As he spoke I tapped into my imagination chip and visualized the scene. I didn’t know what Andersohna looked like, so I pictured her with long, dark hair, shaved a little on the left side to expose the sockets. When I made her flip her hair, Keishi responded with a soft “ooh,” and I knew I’d hit the right gesture.
“Well, my cheeks were burning, as you can imagine,” he continued. “Hatred of us was rarely so overt; they saved their venom for Kazakhs and Arabs for the most part. I was not used to it. I wanted to throw the pamphlet away, but that would have seemed like defiance, so I marked my place in Aeschylus with it and left, trying not to run. But as I did, I noticed something strange. The covers of all the leaflets the others were reading were white on red. Mine, and only mine, had black lettering as well.
“When I had put some distance between me and the library, I checked to make sure. Yes. Beneath the white title, ‘Kazakhs versus Animals at Square-Mile-on-Volga,’ someone had written with a ballpoint pen, in English, ‘A Modest Proposal.’ And the handwriting was quite recognizable. It was my own.”
“Andersohna forged your writing? She was trying to frame you?”
“That was my first thought. I turned and made for the incinerator, planning to throw it in. But I stopped short. If Harold Anderson’s daughter had taken a dislike to me, burning one leaflet was not going to change my fate. I might as well look at it; perhaps I’d learn why I’d been singled out. I stood close to the incinerator, opened the door so I could throw it in at once if anyone came by, and began to read.”
“It was dissident literature?”
“For me it was, yes. To anyone else, it would just have been another purple-faced leaflet from the Ministry, marked up by an even more zealous student. Where the leaflet said, ‘One would not subject an innocent animal to this treatment, though one would never hesitate to inflict it upon prisoners who have been guilty of such heinous crimes,’ this fellow had put, ‘Such as being born Kazakh!’ And where it said, ‘This will help reduce the dimensions of the Kazakhi tumor,’ neat proofreading marks emended this to ‘Senses, organs, dimensions, passions,’ and added in the margin, ‘Let us prick them and see if they will bleed.’ All this was, for a student of what we were then misguided enough to call the classics, highly suggestive stuff.”

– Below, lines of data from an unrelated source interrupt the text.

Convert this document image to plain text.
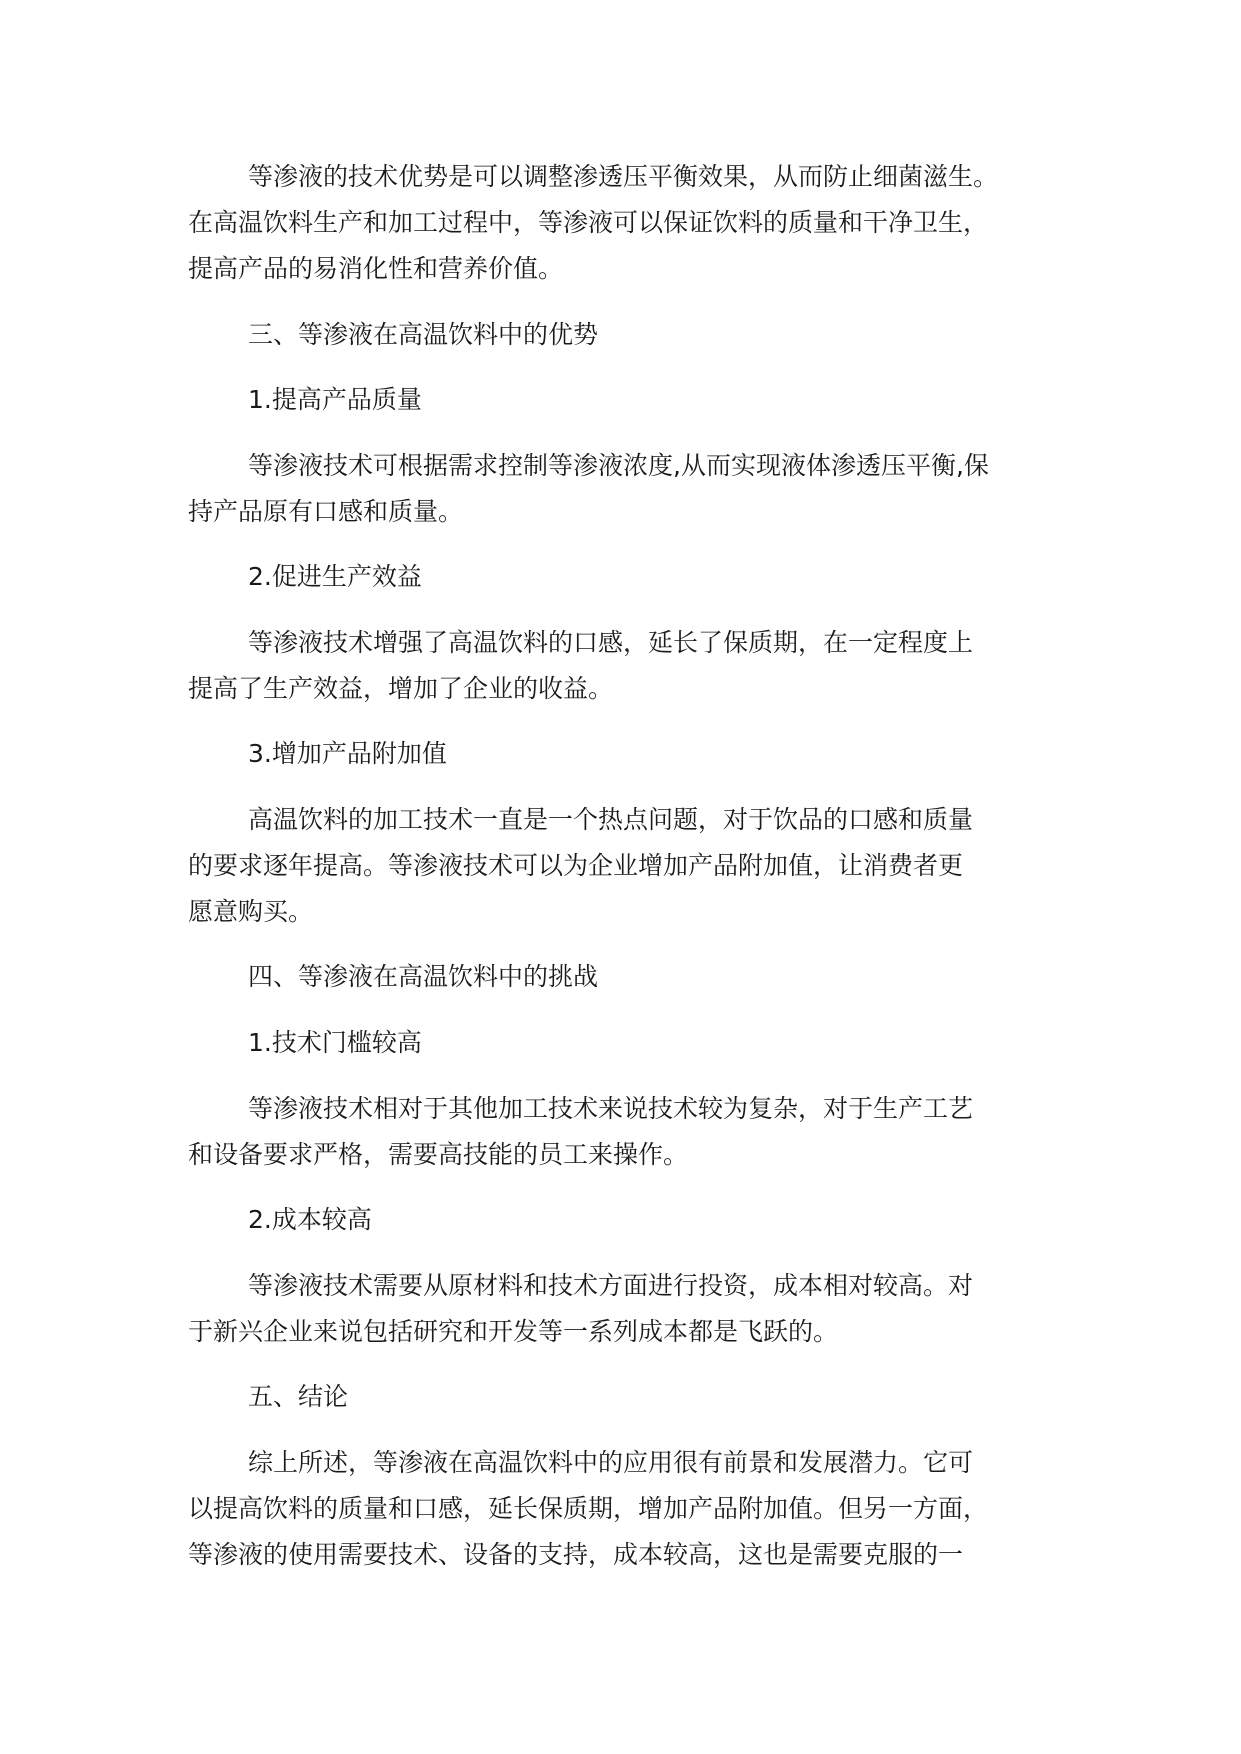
等渗液的技术优势是可以调整渗透压平衡效果，从而防止细菌滋生。
在高温饮料生产和加工过程中，等渗液可以保证饮料的质量和干净卫生，
提高产品的易消化性和营养价值。
三、等渗液在高温饮料中的优势
1.提高产品质量
等渗液技术可根据需求控制等渗液浓度,从而实现液体渗透压平衡,保
持产品原有口感和质量。
2.促进生产效益
等渗液技术增强了高温饮料的口感，延长了保质期，在一定程度上
提高了生产效益，增加了企业的收益。
3.增加产品附加值
高温饮料的加工技术一直是一个热点问题，对于饮品的口感和质量
的要求逐年提高。等渗液技术可以为企业增加产品附加值，让消费者更
愿意购买。
四、等渗液在高温饮料中的挑战
1.技术门槛较高
等渗液技术相对于其他加工技术来说技术较为复杂，对于生产工艺
和设备要求严格，需要高技能的员工来操作。
2.成本较高
等渗液技术需要从原材料和技术方面进行投资，成本相对较高。对
于新兴企业来说包括研究和开发等一系列成本都是飞跃的。
五、结论
综上所述，等渗液在高温饮料中的应用很有前景和发展潜力。它可
以提高饮料的质量和口感，延长保质期，增加产品附加值。但另一方面，
等渗液的使用需要技术、设备的支持，成本较高，这也是需要克服的一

I took another sip of ice water as he went on.
“Even then I would not have been sure that it meant what it meant, except for that scrawled subtitle: ‘A Modest Proposal.’ In the eighteenth century, in what you’d call Ancient Britain, a four-nine by the name of Jonathan Swift had written a satire by that title, pointing out that the problems of overpopulation and famine could be solved simultaneously if we would simply begin eating the children of the poor. I used the memory chip I was wearing beneath my cap to call up the moment when she’d tossed her hair. Yes: she’d been showing me the English Literature textbook in her socket.